Fortunately, policymakers have begun to address these shortcomings. In May 2021, U.S. Senators Chris Coons (D-DE.) and Sherrod Brown (D-OH) introduced the Allowing Steady Savings by Eliminating Tests (ASSET) Act, which raises the asset limitation for SSI and indexes it to inflation. The act also eliminates asset limitations that restrict eligibility for three other public assistance programs: The Temporary Assistance for Needy Families (TANF) program, the Supplemental Nutrition Assistance Program (SNAP), and the Low-Income Home Energy Assistance Program (LIHEAP). U.S. Representatives Jimmy Gomez (D-CA.) and Kim Schrier, M.D. (D-WA.) introduced companion legislation in the House.
The setting of higher asset thresholds and indexing them to inflation as envisioned by the ASSET Act is an essential element of better support for artists with disabilities and other artists that receive public support. This bill provides one component of a solution to this problem, and GIA is advocating for and encouraging this as part of a larger public policy agenda – as part of our embrace of artists, workers, and intersectionality. We will also be working with our peers and policymakers to advance other solutions that enable full participation by artists with disabilities in our economy.

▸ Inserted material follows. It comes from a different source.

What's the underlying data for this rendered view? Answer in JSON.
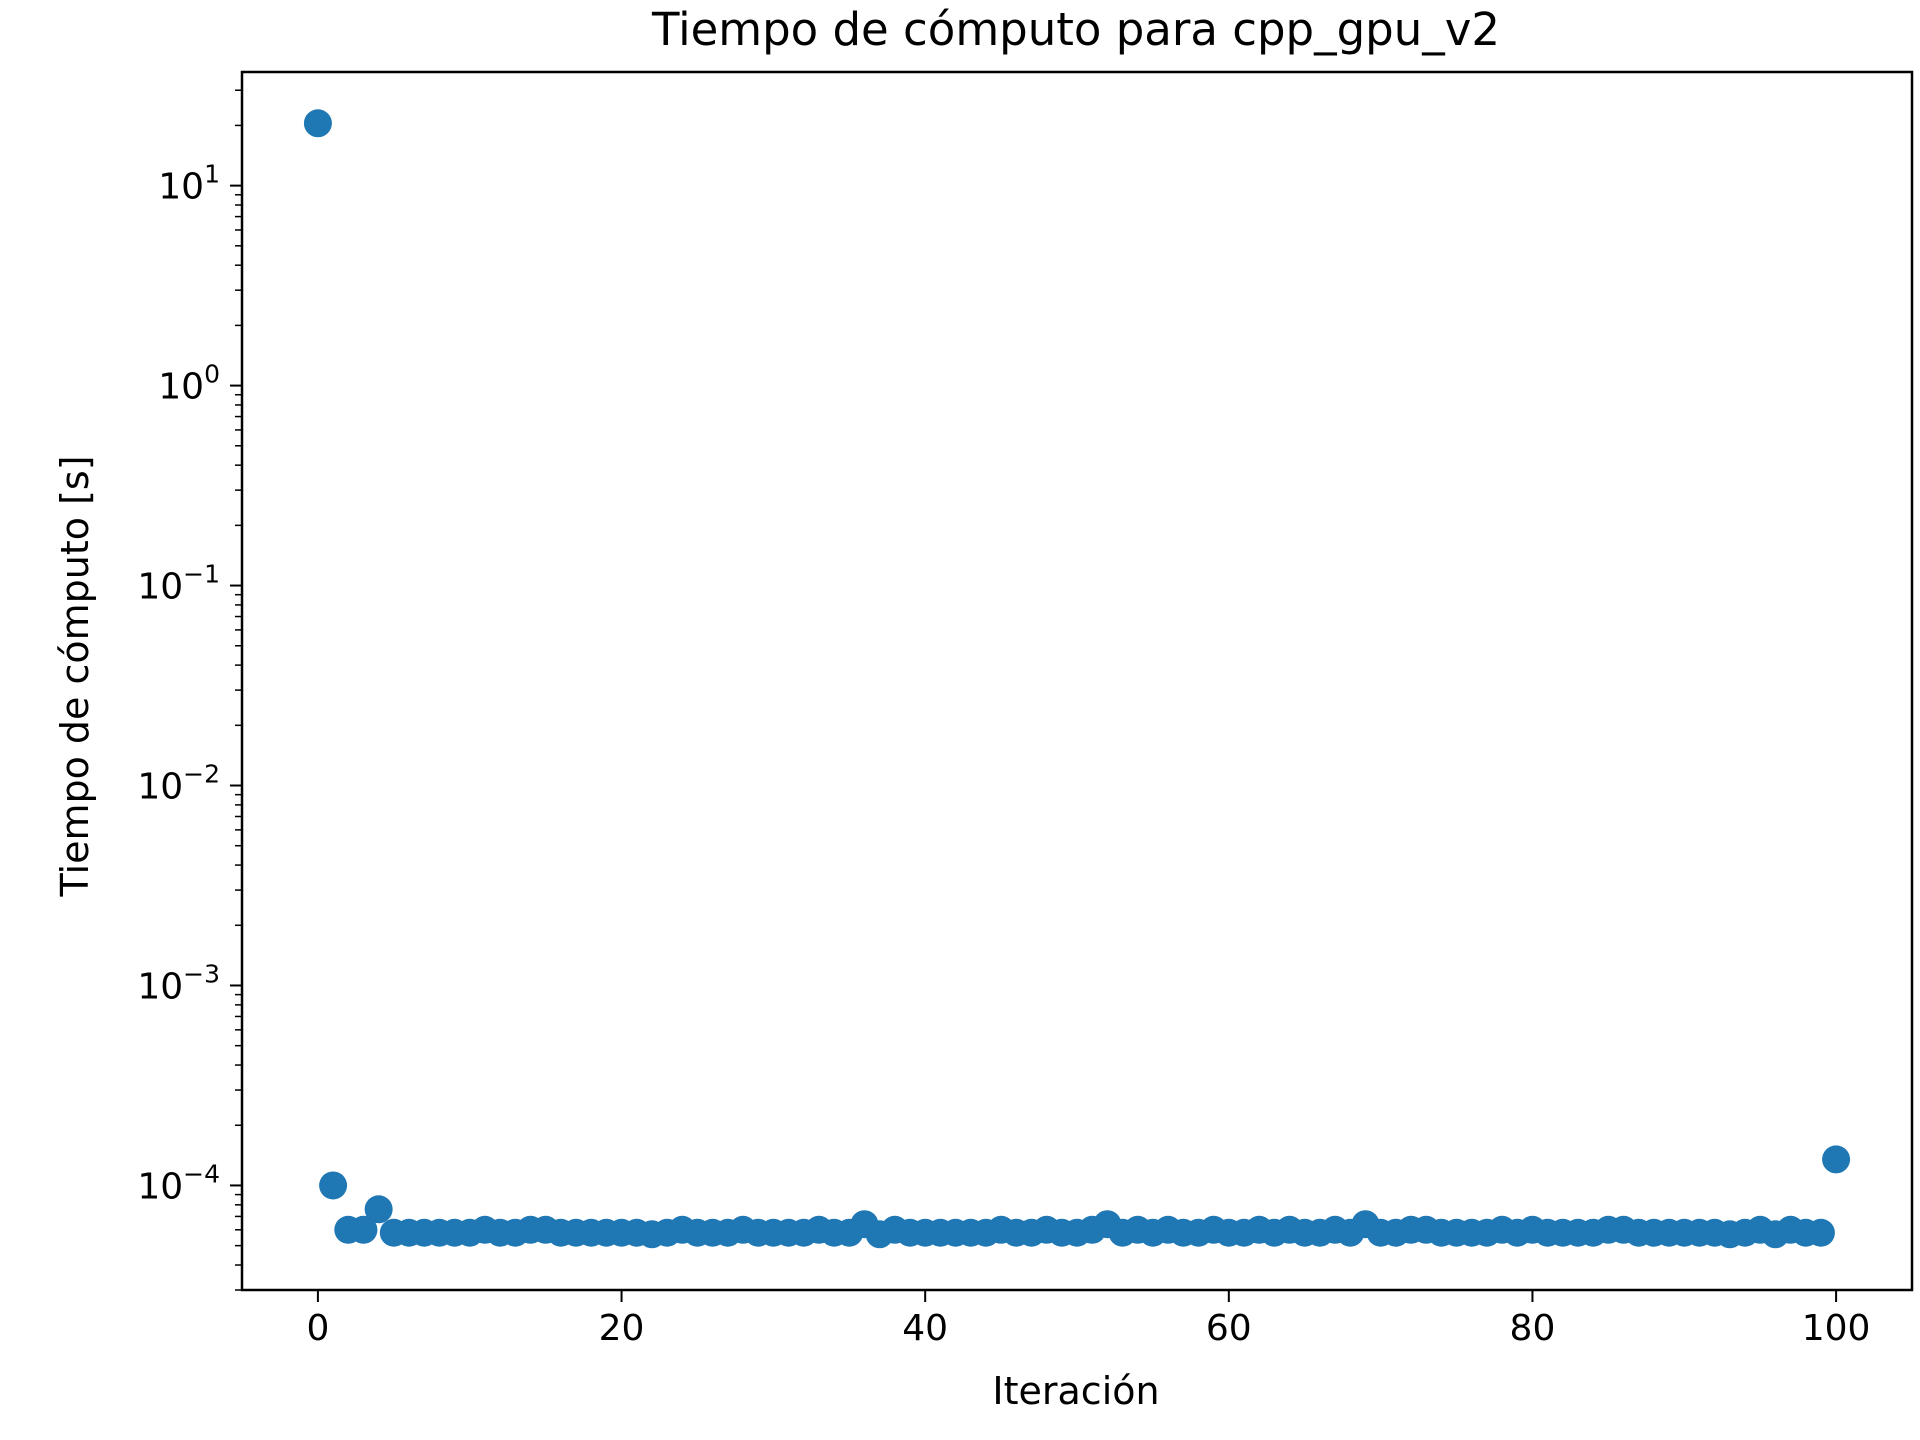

GIA invites all non-profit members to advocate for this bill and others like it. We invite our foundation members to support applicants’ advocacy to facilitate earnings and protecting the assets of all our nation’s artists and other workers. We have more than just grants at our disposal. We can – all of us – use all our tools to help break the cycles of poverty that inhibit the full and free expression of all our nation’s artists and ensure artists with disabilities have access to fuller economic opportunities.